Several Stanford groups are sponsoring a series of events and research projects designed to explore the many facets of the human phenomena called ‘memory’. Scholars participating in the endeavor, entitled “Contemporary History and the Future of Memory,” represent a broad spectrum of disciplines, but share a common objective: to analyze the range of ways that people have coped with adversity in the past so that future communities may benefit their experience. Attention to the role that memory plays in helping people move beyond tragedy is especially pertinent now as citizens of Chile and Haiti transition from survival to recovery after the devastating earthquakes that took place in each country.
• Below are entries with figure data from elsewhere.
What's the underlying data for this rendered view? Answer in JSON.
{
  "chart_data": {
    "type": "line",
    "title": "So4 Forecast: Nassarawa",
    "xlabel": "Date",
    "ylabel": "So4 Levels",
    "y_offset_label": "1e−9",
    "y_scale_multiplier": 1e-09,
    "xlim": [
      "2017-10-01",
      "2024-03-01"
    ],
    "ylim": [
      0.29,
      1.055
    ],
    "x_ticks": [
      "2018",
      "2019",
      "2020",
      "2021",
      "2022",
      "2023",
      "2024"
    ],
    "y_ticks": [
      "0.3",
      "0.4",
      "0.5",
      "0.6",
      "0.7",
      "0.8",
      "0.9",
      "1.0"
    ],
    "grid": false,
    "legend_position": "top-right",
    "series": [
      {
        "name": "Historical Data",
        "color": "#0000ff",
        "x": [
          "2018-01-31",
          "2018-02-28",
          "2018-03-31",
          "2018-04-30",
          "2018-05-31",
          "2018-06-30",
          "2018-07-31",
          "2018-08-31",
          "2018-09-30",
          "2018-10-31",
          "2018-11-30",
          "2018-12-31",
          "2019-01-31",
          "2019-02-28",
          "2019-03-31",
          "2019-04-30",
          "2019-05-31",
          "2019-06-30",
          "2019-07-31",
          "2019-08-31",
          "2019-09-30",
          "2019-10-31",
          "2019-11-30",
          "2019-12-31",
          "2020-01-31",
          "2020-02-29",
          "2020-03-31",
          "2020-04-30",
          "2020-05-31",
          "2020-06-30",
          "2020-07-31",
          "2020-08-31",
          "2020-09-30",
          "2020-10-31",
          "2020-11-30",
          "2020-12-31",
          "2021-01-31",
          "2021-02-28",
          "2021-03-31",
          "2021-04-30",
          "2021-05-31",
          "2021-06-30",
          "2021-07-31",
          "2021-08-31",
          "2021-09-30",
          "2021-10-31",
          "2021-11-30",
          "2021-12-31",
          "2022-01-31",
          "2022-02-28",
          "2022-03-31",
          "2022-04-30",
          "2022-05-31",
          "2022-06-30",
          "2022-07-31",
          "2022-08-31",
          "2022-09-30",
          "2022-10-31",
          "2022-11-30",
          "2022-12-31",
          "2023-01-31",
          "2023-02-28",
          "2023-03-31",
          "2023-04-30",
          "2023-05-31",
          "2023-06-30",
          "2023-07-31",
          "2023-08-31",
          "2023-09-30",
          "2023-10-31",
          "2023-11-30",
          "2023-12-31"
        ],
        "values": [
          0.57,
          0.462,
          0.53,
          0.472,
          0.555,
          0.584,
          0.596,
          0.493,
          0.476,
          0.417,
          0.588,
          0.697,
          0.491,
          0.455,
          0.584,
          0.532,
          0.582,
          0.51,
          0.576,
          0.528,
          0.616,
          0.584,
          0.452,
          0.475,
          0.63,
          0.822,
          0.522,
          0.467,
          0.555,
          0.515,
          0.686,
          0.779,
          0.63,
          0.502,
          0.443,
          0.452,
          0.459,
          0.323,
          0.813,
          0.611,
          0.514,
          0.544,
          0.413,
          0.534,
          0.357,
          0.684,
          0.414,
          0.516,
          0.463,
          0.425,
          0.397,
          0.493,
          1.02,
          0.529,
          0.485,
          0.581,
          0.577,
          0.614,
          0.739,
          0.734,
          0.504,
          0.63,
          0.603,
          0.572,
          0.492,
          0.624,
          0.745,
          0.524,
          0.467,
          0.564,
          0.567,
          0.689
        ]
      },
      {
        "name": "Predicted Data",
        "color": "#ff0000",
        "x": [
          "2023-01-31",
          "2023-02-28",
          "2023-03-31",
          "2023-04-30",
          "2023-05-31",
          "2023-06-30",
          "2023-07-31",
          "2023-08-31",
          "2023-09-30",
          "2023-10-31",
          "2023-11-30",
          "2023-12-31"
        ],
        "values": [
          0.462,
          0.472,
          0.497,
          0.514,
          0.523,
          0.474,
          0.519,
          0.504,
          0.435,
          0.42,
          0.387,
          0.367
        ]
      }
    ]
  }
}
“Contemporary History and the Future of Memory” began in the spring of 2008 with the launch of a multi-year research and public policy program sponsored by Stanford’s Forum on Contemporary Europe (FCE) and the Division of Literature, Cultures, and Languages (DLCL.) The aim of that program, as described on the DLCL website, is to investigate “how communities that have undergone deep and violent political transformations try to confront their past.”

In the fall of 2009 the Program on Human Rights at the Center on Democracy, Development, and the Rule of Law joined the initiative, bringing with them expertise in reconciliation, a fundamental phase in the cycle of memory.  The series title was amended to “History, Memory & Reconciliation” in recognition of their contribution. This year’s events featured a visit by Gayatri Chakravarty Spivak, the internationally renowned scholar of comparative literature from Columbia University, who addressed the subject of cultural and linguistic memory. During the spring quarter human rights and memory will be addressed in separate events by two guest scholars. Cambridge Anthropologist Harri Englund gave a talk on April 6th and University of Chile Law professor José Zalaquett will take part in several events on April 22nd and 23rd, including a lecture on Post-Conflict International Human Rights: Bright Spots, Shadows, Dilemmas.

Four Stanford scholars co-chair “History, Memory & Reconciliation.” They are French Professor Elisabeth Mudimbe-Boyi, Assistant Professor of English Saikat Majumdar, Law School lecturer and FSI fellow Helen Stacy, and Roland Hsu, Assistant Director of FSI’s Forum on Contemporary Europe.